Sous son mètre soixante trois de souffreteux, il abritait une vigueur, un tempérament exceptionnels. Un homme qui même lorsqu’il était président du Conseil, emmenait lui-même ses enfants chez le dentiste, ne saurait être entièrement mauvais. Le Guizot de Theis est ainsi fait hors des sentiers battus qu’il éclipse le trop fameux “Enrichissez-vous !” qu’on lui a systématiquement prêté. Même s’il s’agissait de s’enrichir par le travail et l’épargne afin d’élever la condition morale et matérielle de la France, on n’a jamais retrouvé la citation exacte forgée par ses adversaires. “Ce mot d’ordre habille pour toujours Guizot d’une tunique de Nessus” écrit Laurent Theis ; s’il confirme que son héros ne l’a jamais prononcé sous cette forme, il ne le traduit pas moins comme un appel à faire fructifier le capital politique et social acquis par les révolutions de 1789 et de 1830. Mais à défaut de la lettre, l’esprit y était. Un siècle et demi après, la formule lui colle encore aux basques. On verra bien dans un siècle et plus si quelqu’un se souvient de celui qui inventa “Travailler plus gagner plus”. >>

Le blog de Pierre Assouline, 10-VI-2006 

samedi, 24 mai 2008

Cette horreur-là est-elle une spécialité autrichienne ?
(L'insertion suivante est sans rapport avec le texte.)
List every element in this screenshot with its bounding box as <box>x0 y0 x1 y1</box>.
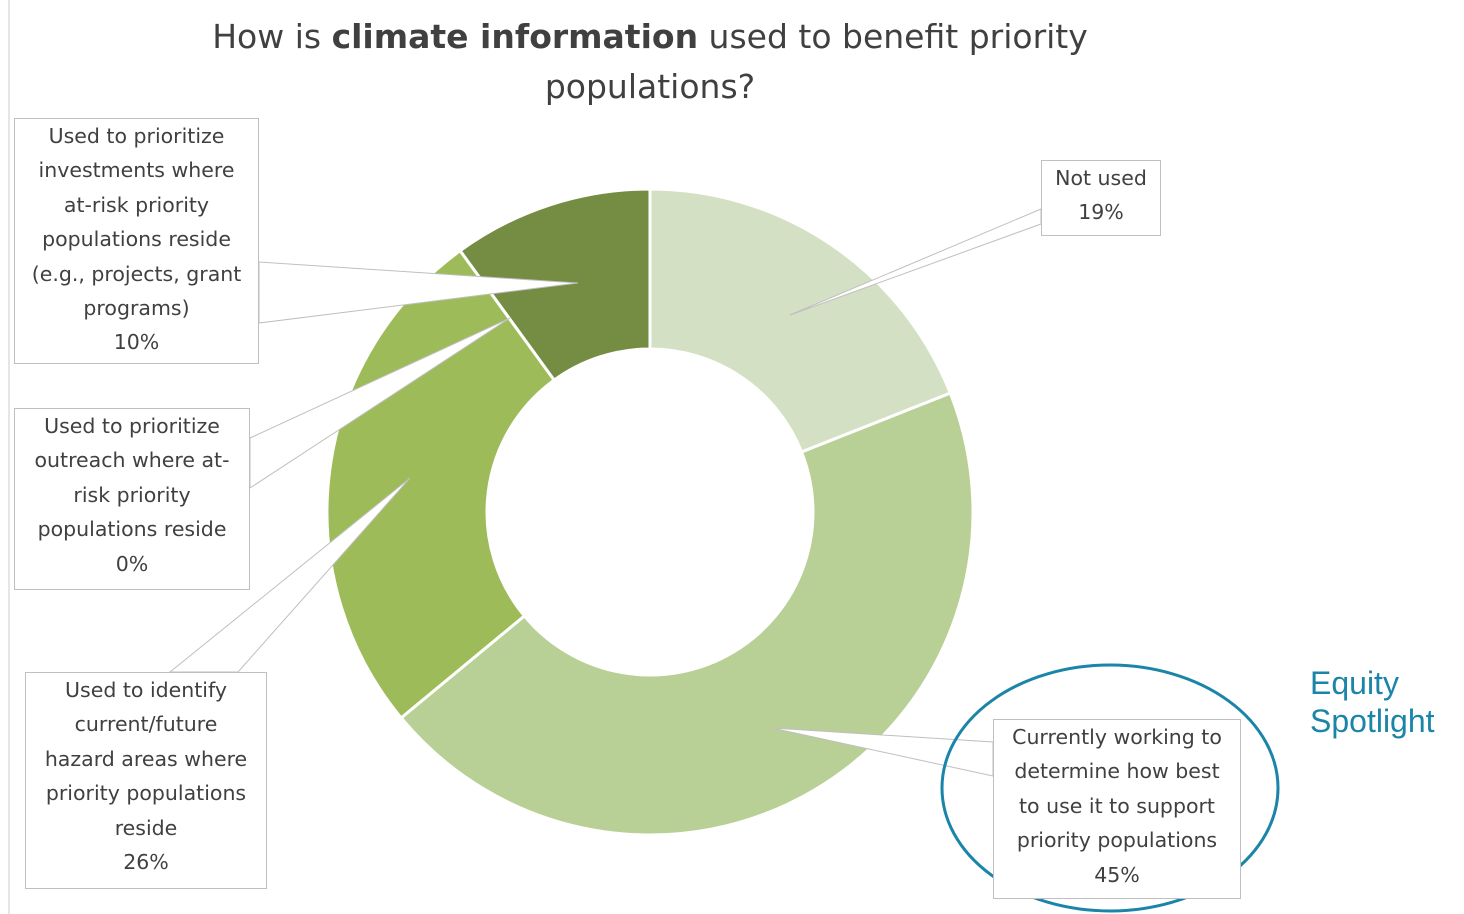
title-part-3: used to benefit priority populations? <box>544 17 1088 106</box>
slice-not-used <box>648 187 953 454</box>
leader-line-investments <box>258 261 579 324</box>
callout-outreach: Used to prioritize outreach where at- ri… <box>14 408 250 590</box>
callout-investments: Used to prioritize investments where at-… <box>14 118 259 364</box>
callout-hazard: Used to identify current/future hazard a… <box>25 672 267 889</box>
title-part-bold: climate information <box>331 17 699 56</box>
slice-working <box>399 391 975 837</box>
equity-spotlight-label: Equity Spotlight <box>1310 665 1435 739</box>
leader-line-outreach <box>249 317 511 489</box>
callout-working: Currently working to determine how best … <box>993 719 1241 899</box>
equity-spotlight-ellipse <box>940 663 1280 913</box>
title-part-1: How is <box>212 17 332 56</box>
callout-not-used: Not used 19% <box>1041 160 1161 236</box>
chart-title: How is climate information used to benef… <box>150 12 1150 112</box>
left-border-line <box>8 0 10 914</box>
<< La classe politique autrichienne aimerait bien se débarrasser de l’affaire d’Amstetten, de l’image détestable qu’elle donne du pays et de ce père criminel qui a enfermé sa fille à la cave pendant vingt quatre ans avec les enfants nés du viol. Mais elle ne sait pas trop comment s’y prendre. Chaque édition spéciale dans les médias apporte jour après jour son lot de révélations, et un degré supplémentaire dans l’horreur et l’inimaginable. Les responsables politiques, constamment pressés de s’exprimer par la presse étrangère, ont donc entrepris de banaliser l’histoire en expliquant qu’elle n’avait rien de spécifiquement autrichien. Ce n’est pas l’avis de Ritchie Robertson qui a co-édité il y a deux ans une histoire de la littérature autrichienne de 1918 à 2000.

Bien sûr, les autres littératures ne sont pas avares de telles perversions ; il n’est que de citer The Collector du britannique John Fowles, roman dans lequel le personnage principal, un sympathique collectionneur de papillons, kidnappe une femme et l’enferme dans sa cave où elle finira par mourir des suites d’une pneumonie. Mais selon Ritchie, dans la littérature autrichienne, non seulement c’est une vieille tradition mais ça se passe toujours en famille. A l’appui de sa démonstration, il cite notamment Adalbert Stifter (Tourmaline, 1853), Ludwig Anzengruber (Das Vierte Gebot,1877), Franz Nabl (Das Grab des Lebendigen, 1917), Elias Canetti (Auto Da fé,1935) ainsi que les nombreux faits divers criminels commentés par Karl Kraus dans son Journal et le Freud de l’Homme aux rats, autant de textes dans lesquels l’autorité du père est centrale.“Josef Fritzl a existé en littérature avant d’exister dans la vie” assure ce spécialiste de littérature autrichienne dans un long article, particulièrement riche et informé, que publie le Times Literary Supplement. C’est Elfriede Jelinek qui va être contente car c’est ce qu’elle ne cesse de répéter. D’ailleurs, il termine son article sur son roman Lust. >>

Sur le blog de Pierre Assouline, samedi dernier.